President of the Trinidad and Tobago Olympic Committee (TTOC), Brian Lewis, said Commonwealth Games gold medallist Michelle-Lee Ahye, as an outstanding athlete and role model for Trinidad and Tobago, deserves respect.

Speaking to LoopTT, Lewis said Ahye, who made history as the first female athlete from Trinidad and Tobago to win gold in the Women's 100 metres final at the 2018 Commonwealth Games, worked hard and suffered much in order to represent Trinidad and Tobago at the games and bring home gold.

Lewis spoke out in support of Ahye after media reports which made reference to her personal life.

"I understand that the media has its job to do and now we have to take into account that it's not just traditional media, there's also social media. Nevertheless, you must decide whether you want to get involved and fuel the drama or not."

"Speaking on behalf of the TTOC and the Trinidad and Tobago Commonwealth Games Association, inclusion, diversity and non-discrimination are all key parts of who we are."

"I have tremendous respect for Michelle-Lee Ahye as I do all our athletes. She's a sincere and genuine person and she has been open about parts of her life and that has to be respected. She's tremendously talented, she's worked extremely hard and her feats at the 2018 Commonwealth Games are a testament to that."

Lewis said Ahye has constantly worked hard to support her family.

"She has also come from very challenging circumstances. A lot of what she's does as a professional athlete is to ensure that her mother, who has been her rock, and who has provided her with unwavering and unconditional love, is well taken care of."

"What people may not realise is that four years ago, at the Glasgow Commonwealth Games in 2014, she was one of the favourites for a medal and due to injury she didn't achieve her goal. She has since harboured and treasured that ambition for four years and carried that flame in her heart."

"And this year, she achieved that goal," he said.

Lewis said the double Olympic finalist and world champion deserves all of the acclaims heaped upon her and should be honoured as a role model for all Trinbagonians.

"She's a role model for the modern athlete and a modern sports personality of the 21st century," he said.

Lewis said that although in a democratic society, others are entitled to their opinions, there must be respect for the right to private life.

"Although Trinidad and Tobago is a conservative society, there is a line that we are very clear on in terms of people's rights to their privacy and life and to make their choices as they feel, and that has to be respected," Lewis said.

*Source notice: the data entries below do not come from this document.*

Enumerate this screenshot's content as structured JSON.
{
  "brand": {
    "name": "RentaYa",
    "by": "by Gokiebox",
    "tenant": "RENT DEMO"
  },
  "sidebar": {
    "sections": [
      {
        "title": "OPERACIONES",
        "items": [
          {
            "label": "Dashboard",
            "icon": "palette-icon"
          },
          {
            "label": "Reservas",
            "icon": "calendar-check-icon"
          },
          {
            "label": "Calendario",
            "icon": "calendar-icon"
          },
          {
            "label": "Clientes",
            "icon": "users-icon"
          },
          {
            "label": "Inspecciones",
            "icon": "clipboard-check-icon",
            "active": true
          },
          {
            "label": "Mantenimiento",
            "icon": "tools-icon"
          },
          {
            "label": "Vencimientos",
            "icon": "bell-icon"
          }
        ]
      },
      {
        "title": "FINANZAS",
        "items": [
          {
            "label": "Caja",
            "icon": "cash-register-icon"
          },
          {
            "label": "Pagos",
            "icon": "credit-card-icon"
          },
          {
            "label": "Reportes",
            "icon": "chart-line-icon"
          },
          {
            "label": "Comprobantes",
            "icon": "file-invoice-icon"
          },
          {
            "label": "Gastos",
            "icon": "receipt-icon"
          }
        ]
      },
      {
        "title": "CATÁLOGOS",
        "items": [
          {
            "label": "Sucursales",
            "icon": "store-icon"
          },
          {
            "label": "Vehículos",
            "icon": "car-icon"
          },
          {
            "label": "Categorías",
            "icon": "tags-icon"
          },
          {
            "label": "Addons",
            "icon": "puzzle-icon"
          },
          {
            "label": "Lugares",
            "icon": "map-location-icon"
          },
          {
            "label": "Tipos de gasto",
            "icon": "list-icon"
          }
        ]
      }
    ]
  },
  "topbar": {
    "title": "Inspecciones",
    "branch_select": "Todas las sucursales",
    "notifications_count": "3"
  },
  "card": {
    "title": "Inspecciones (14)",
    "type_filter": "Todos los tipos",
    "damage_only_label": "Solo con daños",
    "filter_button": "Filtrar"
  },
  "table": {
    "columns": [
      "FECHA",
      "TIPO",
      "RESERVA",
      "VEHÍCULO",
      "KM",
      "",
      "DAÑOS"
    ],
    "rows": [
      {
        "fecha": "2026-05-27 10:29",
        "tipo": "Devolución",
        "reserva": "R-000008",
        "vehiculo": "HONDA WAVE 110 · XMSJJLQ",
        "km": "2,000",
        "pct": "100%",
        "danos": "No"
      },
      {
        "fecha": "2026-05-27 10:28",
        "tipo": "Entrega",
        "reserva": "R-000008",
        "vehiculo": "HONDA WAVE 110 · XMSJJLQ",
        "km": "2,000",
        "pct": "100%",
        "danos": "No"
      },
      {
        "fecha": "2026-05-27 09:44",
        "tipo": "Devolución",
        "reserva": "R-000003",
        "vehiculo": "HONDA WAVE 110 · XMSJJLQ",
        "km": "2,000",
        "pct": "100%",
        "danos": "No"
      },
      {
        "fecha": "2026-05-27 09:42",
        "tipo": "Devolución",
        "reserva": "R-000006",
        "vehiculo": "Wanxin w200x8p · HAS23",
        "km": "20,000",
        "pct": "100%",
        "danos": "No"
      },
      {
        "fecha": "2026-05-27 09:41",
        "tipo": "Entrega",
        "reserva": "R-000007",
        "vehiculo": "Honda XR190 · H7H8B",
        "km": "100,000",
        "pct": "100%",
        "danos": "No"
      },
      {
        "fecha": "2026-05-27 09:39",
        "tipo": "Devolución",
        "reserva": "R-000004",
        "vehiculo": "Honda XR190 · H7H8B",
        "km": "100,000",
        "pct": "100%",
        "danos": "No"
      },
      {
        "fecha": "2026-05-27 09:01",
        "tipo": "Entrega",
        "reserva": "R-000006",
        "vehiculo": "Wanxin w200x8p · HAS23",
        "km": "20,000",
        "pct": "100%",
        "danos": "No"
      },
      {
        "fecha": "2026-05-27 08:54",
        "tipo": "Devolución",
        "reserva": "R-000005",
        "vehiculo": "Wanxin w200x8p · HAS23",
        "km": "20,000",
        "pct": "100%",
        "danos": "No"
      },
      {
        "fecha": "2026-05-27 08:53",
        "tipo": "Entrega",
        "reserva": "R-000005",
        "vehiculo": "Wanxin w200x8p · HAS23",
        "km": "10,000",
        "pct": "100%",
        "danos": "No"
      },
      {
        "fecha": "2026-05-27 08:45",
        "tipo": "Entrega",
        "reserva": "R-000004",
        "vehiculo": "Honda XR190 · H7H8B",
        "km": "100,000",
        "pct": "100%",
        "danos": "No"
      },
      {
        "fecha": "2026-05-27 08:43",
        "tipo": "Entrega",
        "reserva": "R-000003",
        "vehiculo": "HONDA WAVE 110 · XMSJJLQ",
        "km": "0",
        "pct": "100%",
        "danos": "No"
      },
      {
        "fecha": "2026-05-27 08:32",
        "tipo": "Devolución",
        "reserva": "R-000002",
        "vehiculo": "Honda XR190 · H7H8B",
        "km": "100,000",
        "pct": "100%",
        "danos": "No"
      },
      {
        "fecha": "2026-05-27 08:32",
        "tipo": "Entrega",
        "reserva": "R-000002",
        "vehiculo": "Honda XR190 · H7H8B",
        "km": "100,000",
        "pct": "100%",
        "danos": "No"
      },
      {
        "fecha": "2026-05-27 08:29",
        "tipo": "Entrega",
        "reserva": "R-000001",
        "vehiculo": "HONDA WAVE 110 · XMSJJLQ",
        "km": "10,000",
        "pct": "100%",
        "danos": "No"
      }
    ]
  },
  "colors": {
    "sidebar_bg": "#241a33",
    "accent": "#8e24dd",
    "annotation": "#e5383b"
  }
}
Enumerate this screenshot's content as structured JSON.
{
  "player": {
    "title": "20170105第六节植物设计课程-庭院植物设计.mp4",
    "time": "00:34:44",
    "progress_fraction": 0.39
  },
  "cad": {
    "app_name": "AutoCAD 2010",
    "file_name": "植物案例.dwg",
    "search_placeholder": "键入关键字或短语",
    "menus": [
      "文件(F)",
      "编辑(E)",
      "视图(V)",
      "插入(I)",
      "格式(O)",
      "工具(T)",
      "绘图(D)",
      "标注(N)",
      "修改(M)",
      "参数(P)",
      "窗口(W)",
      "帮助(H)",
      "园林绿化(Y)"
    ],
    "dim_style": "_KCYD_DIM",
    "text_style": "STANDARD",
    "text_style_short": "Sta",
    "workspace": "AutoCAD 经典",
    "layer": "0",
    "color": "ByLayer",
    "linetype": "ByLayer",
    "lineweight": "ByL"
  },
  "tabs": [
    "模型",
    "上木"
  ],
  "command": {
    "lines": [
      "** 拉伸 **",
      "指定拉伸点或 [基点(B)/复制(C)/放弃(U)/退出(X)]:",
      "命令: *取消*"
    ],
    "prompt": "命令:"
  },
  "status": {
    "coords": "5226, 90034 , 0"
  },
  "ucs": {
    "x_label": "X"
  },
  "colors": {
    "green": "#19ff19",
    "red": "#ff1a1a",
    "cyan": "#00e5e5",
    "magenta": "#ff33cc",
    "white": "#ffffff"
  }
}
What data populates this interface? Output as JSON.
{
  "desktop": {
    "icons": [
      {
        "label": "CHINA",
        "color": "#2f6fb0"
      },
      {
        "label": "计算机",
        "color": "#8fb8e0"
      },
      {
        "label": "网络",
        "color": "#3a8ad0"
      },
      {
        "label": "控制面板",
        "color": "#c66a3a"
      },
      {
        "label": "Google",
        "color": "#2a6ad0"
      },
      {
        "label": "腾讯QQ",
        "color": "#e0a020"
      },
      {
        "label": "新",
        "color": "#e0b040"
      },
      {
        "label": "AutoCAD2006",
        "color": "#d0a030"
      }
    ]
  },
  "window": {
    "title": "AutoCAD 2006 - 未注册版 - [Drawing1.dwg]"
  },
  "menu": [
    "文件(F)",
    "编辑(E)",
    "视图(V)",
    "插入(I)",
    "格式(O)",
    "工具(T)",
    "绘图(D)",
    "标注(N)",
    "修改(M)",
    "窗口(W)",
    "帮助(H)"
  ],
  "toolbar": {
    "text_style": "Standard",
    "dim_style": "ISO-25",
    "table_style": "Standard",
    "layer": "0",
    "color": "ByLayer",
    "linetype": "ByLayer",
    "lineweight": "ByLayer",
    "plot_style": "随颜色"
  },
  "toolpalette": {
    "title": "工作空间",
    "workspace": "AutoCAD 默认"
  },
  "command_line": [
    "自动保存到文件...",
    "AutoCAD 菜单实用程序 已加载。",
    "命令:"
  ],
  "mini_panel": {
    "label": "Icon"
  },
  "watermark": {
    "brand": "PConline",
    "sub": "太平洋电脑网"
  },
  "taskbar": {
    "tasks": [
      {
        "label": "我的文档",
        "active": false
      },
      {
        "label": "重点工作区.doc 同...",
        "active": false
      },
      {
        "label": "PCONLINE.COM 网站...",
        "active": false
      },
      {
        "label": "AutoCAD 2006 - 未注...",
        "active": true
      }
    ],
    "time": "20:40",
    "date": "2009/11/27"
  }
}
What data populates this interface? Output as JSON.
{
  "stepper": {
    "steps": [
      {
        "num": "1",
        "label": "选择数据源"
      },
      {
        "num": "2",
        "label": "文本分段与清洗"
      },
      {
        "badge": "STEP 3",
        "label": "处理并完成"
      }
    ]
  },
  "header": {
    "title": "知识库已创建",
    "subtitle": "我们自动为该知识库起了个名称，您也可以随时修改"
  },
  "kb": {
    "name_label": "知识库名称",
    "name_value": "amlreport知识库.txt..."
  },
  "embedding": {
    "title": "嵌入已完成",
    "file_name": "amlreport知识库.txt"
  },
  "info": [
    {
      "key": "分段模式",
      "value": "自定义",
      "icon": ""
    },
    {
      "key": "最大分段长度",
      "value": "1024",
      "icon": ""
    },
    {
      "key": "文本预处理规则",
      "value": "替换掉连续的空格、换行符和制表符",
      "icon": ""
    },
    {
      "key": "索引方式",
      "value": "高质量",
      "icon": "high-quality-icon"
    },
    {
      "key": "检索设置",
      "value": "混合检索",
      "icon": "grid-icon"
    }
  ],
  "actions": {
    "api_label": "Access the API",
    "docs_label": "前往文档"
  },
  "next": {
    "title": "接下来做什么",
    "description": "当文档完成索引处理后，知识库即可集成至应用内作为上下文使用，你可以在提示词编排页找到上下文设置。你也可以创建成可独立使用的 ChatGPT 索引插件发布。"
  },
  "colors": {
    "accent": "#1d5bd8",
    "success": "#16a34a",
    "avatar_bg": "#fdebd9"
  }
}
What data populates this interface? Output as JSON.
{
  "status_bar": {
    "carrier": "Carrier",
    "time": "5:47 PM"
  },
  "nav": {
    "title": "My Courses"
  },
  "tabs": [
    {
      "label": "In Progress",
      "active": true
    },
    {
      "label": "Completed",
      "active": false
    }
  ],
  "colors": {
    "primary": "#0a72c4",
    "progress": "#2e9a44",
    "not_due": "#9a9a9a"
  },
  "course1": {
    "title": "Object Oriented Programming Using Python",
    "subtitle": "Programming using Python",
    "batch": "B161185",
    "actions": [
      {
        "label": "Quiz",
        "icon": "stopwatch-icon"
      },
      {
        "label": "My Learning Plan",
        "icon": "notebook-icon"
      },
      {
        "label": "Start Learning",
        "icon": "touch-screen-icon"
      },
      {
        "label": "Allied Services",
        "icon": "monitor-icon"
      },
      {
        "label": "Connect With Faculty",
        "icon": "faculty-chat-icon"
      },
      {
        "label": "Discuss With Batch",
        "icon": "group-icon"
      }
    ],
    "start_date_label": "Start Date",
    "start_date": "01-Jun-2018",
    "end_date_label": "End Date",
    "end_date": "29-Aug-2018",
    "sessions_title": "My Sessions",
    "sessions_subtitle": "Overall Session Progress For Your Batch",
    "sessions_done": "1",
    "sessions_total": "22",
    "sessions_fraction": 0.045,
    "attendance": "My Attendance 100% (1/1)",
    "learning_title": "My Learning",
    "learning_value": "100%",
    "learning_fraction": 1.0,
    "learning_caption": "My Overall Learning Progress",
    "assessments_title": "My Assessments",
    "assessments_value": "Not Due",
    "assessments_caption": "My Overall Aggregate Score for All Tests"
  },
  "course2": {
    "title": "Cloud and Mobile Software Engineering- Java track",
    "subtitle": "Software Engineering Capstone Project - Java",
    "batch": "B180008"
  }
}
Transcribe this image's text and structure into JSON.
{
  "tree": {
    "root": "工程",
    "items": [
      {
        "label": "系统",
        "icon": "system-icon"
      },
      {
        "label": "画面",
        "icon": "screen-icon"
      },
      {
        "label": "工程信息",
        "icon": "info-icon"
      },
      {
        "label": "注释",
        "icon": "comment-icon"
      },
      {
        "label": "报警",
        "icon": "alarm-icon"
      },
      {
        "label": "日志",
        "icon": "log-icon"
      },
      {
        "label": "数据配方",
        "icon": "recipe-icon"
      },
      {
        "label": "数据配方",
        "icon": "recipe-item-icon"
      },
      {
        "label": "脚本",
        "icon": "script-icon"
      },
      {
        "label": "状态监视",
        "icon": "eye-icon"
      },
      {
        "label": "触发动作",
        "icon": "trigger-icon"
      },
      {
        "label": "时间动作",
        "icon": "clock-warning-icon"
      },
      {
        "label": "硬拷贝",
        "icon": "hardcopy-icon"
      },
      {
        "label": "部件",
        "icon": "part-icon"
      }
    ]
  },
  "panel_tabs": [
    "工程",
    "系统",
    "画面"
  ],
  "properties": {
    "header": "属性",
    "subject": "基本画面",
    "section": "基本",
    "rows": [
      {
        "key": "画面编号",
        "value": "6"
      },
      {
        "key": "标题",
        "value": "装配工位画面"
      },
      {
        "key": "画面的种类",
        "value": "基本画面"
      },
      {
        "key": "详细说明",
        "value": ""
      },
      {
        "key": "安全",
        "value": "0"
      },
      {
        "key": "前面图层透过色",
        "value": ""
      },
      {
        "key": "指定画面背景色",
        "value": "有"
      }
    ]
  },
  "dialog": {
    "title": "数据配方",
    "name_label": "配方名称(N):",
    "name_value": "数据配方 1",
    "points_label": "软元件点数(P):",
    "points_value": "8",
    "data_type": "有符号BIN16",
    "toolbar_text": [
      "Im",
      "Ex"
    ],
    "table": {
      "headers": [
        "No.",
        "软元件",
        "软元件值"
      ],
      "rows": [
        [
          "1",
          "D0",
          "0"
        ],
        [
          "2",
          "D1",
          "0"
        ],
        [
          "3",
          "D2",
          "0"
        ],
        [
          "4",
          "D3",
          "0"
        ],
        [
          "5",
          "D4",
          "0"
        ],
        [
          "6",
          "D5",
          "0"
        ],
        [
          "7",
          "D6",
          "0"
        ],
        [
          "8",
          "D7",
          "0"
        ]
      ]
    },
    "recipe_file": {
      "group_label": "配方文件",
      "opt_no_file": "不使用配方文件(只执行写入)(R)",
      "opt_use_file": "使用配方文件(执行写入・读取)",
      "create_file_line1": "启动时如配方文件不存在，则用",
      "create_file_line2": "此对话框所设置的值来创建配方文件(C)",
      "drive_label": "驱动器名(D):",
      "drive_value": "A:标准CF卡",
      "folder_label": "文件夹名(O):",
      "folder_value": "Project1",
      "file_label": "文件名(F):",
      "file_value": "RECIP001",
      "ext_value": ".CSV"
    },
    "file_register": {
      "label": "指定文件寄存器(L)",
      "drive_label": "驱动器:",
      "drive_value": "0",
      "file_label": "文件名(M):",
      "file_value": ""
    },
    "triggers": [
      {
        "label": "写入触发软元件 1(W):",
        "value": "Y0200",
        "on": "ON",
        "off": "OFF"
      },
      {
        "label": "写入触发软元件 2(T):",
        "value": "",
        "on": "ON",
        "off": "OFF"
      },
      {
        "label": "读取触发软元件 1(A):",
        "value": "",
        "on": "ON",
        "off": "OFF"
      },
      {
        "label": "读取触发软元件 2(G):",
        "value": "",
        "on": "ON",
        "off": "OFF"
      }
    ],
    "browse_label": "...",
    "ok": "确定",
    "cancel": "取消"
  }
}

Lewis acknowledged that some may have comments which may be deemed negative, but the TTOC remains in alignment with the policies of the International Olympic Committee (IOC), which is one of equality and non-discrimination.

"We try to ensure that the environment for athletes is a positive one and that they are given everything they need to ensure they attain their goals. This is why we focus so much on sponsorship and funding in order to support our athletes as much as we can.

"Based on the TTOC values which are shared values in line with the IOC, we very much promote inclusion, diversity and respect."

"Michelle-Lee Ahye was our flag bearer because we felt that she had earned that honour and privilege to carry the Trinidad and Tobago flag at the Opening Ceremony. Her performance is now sealed in history and she has always conducted herself with dignity," Lewis said.

Lewis also encouraged sports fans to show their support by pledging contributions to the TTOC and their initiatives in order to ensure that Trinidad and Tobago's athletes can represent their country to their best abilities.